Correct me if im wrong. The idee is to subtract "pr1nce" from "prince"

No, the idea is to search for "character 'p' or character 'P', followed by character 'r' or character 'R', followed by character 'i' or 'I' or 'l' or '1', followed by character 'n' or character 'N', followed by character 'c' or character 'C', followed by character 'e' or character 'E'.".

In MySQL, this is done using for example

Code:

WHERE field REGEXP '[pP][rR][iIl1][nN][cC][eE]'

and in PostgreSQL, using for example

Code:

WHERE field SIMILAR TO '%[pP][rR][iIl1][nN][cC][eE]%'

Note that the % in the latter one are not pattern delimiters, but equivalent to "any string", .* . This is very peculiar, and specific to PostgreSQL. Unlike normal regular expressions, PostgreSQL requires the pattern to match the entire content, therefore the pattern must be prepended and appended with the "any string". For some strange reason, the developers also decided to add % as shorthand for .* .

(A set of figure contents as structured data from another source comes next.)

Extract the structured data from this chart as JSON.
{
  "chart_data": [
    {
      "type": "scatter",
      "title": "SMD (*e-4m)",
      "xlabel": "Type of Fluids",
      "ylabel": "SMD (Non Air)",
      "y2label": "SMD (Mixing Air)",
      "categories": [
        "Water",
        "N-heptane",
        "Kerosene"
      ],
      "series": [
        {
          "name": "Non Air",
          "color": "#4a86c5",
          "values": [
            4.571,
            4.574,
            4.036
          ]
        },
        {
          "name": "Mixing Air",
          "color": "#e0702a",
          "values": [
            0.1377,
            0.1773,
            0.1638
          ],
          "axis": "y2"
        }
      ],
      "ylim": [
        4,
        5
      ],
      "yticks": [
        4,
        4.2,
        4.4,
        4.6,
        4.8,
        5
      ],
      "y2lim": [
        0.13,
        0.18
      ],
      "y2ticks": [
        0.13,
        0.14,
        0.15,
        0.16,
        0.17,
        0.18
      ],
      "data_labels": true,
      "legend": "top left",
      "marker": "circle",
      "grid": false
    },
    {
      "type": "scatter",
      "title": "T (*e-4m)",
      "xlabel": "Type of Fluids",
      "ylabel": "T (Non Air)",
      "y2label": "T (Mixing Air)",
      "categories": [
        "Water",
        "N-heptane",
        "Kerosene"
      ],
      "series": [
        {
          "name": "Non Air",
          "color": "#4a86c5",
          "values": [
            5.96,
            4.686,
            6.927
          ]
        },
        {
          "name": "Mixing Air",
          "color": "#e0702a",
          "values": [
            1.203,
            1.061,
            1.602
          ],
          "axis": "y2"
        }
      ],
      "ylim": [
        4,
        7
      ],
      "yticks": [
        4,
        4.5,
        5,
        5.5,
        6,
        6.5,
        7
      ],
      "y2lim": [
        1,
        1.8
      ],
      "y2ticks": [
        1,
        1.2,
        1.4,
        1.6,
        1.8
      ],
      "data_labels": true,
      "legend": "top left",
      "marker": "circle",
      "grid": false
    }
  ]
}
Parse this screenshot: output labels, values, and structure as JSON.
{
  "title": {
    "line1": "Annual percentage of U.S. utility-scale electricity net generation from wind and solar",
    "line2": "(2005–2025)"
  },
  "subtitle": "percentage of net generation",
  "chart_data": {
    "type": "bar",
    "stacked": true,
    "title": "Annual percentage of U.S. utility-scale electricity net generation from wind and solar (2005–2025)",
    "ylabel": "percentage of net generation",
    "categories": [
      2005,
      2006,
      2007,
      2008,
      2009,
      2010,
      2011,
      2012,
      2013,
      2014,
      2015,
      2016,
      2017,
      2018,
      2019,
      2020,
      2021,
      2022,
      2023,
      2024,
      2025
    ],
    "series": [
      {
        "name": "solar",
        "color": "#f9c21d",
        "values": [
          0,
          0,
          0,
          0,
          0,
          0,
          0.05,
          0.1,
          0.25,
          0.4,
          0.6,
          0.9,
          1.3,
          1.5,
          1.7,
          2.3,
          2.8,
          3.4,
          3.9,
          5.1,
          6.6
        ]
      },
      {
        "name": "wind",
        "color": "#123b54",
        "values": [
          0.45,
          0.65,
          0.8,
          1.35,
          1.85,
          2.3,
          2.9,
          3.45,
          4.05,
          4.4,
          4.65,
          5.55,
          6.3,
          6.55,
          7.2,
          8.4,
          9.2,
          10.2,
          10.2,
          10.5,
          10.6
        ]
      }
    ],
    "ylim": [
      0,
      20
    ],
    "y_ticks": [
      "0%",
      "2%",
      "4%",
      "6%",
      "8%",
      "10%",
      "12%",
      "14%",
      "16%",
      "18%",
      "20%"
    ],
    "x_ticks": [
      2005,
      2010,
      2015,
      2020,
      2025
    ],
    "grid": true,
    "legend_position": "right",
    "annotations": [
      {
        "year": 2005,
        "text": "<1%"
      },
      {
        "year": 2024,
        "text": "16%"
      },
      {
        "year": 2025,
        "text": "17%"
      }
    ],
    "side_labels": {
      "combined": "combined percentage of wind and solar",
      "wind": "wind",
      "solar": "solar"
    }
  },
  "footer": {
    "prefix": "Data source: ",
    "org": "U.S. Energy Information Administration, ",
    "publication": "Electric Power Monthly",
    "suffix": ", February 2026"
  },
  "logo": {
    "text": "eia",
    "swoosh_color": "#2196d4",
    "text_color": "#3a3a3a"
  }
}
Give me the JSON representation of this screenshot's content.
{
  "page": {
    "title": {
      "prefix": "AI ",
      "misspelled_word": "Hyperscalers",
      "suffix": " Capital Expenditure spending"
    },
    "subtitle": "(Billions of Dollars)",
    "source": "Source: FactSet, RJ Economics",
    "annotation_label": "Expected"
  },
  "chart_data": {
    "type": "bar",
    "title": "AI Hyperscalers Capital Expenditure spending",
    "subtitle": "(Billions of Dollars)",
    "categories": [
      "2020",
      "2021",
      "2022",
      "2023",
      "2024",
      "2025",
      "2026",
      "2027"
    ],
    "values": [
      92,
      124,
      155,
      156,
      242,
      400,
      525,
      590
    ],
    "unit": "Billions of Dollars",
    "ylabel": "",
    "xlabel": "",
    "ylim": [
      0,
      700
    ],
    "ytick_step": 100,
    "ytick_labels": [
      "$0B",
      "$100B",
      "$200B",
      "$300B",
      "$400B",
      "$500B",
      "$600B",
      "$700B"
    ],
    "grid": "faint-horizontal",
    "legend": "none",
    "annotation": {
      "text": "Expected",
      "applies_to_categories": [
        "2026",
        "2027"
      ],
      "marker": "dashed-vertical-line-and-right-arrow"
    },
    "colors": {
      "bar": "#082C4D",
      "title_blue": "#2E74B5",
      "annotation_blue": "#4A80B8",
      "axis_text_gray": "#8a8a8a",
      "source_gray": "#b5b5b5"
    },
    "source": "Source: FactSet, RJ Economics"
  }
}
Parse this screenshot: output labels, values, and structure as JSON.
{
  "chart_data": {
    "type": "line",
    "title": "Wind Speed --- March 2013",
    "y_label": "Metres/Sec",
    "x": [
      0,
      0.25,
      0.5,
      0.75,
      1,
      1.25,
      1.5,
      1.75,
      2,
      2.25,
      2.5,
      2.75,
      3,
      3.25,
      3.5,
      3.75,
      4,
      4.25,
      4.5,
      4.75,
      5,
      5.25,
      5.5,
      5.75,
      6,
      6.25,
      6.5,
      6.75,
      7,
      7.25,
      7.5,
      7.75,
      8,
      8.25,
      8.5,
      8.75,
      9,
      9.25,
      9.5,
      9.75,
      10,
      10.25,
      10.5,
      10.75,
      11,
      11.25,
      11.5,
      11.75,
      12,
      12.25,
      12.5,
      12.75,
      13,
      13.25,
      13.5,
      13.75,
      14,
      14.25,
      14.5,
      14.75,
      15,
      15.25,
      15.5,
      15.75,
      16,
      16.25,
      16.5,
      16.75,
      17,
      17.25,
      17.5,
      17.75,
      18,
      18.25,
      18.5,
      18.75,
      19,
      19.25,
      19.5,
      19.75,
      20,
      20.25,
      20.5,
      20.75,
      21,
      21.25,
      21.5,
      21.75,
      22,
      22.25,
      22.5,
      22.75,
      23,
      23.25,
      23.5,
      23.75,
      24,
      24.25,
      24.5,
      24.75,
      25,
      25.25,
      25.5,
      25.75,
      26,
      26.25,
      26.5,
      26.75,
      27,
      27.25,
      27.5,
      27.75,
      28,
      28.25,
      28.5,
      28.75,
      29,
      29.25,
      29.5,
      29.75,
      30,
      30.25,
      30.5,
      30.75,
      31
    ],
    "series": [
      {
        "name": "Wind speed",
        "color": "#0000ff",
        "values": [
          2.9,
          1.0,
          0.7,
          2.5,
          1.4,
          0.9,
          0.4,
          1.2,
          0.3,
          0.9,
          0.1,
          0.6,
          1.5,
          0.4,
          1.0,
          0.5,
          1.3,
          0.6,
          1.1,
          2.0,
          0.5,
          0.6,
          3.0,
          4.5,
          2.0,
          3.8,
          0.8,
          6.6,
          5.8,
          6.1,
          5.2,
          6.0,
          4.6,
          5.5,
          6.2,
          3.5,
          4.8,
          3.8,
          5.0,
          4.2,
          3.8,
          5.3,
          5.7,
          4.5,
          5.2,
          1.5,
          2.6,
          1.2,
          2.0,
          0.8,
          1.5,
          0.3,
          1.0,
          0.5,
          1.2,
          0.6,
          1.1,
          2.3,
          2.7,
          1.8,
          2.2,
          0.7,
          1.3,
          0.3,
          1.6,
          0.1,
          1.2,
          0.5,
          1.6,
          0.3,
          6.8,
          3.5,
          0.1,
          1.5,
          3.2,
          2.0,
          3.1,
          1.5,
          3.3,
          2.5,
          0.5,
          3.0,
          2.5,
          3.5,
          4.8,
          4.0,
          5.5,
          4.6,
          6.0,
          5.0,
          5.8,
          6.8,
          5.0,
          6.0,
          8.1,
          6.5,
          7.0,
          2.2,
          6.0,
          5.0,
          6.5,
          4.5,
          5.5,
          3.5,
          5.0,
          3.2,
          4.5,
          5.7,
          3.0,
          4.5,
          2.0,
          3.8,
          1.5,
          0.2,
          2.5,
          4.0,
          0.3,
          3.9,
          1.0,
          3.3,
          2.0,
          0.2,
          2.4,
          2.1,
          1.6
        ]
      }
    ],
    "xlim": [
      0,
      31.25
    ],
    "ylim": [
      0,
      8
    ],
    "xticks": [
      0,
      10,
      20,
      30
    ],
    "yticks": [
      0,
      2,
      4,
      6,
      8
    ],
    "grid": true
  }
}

You do this by transforming the search terms to regular expression patterns using simple rules: each known character in the search term maps to a specific fixed string, for example 'i' to '[iI1l]' and '9' to '[9gq]'. Every unknown pattern and all whitespace you usually transform to .+ to indicate "anything but not empty". (It does make the matching less accurate, but it's usually best when the content strings may contain non-ASCII characters in other charsets.)

If you use UTF-8, you can do things like map 'é' to '(E|e|É|é|È|è|Ê|ê|€)' and 'ä' to '(a|A|ä|Ä|ae|AE)' to account for transliteration and accent differences. Note that the alternate pattern format will work better than alternate characters (e.g. '[EeÉéÈèÊê€]') since each UTF-8 character may be longer than one byte; using the alternate patterns the SQL server does not need to have explicit UTF-8 support.

Guttorm · 01-13-2012, 05:58 AM

Hi

The function soundex can also be used for this. It works very well as long as the language is English, and will catch a lot of spelling errors. Some examples:

Code:

select soundex('prince') = soundex('pr1nce');
select soundex('loser') = soundex('looser');
select soundex('weird') = soundex('wierd');

kalleanka · 01-15-2012, 06:54 AM

with subtract i mean character by character so prince - pr1nce would be 008000. Since its only one none zero it would be listed. Maybe its not that good as since loser - looser would not be listed.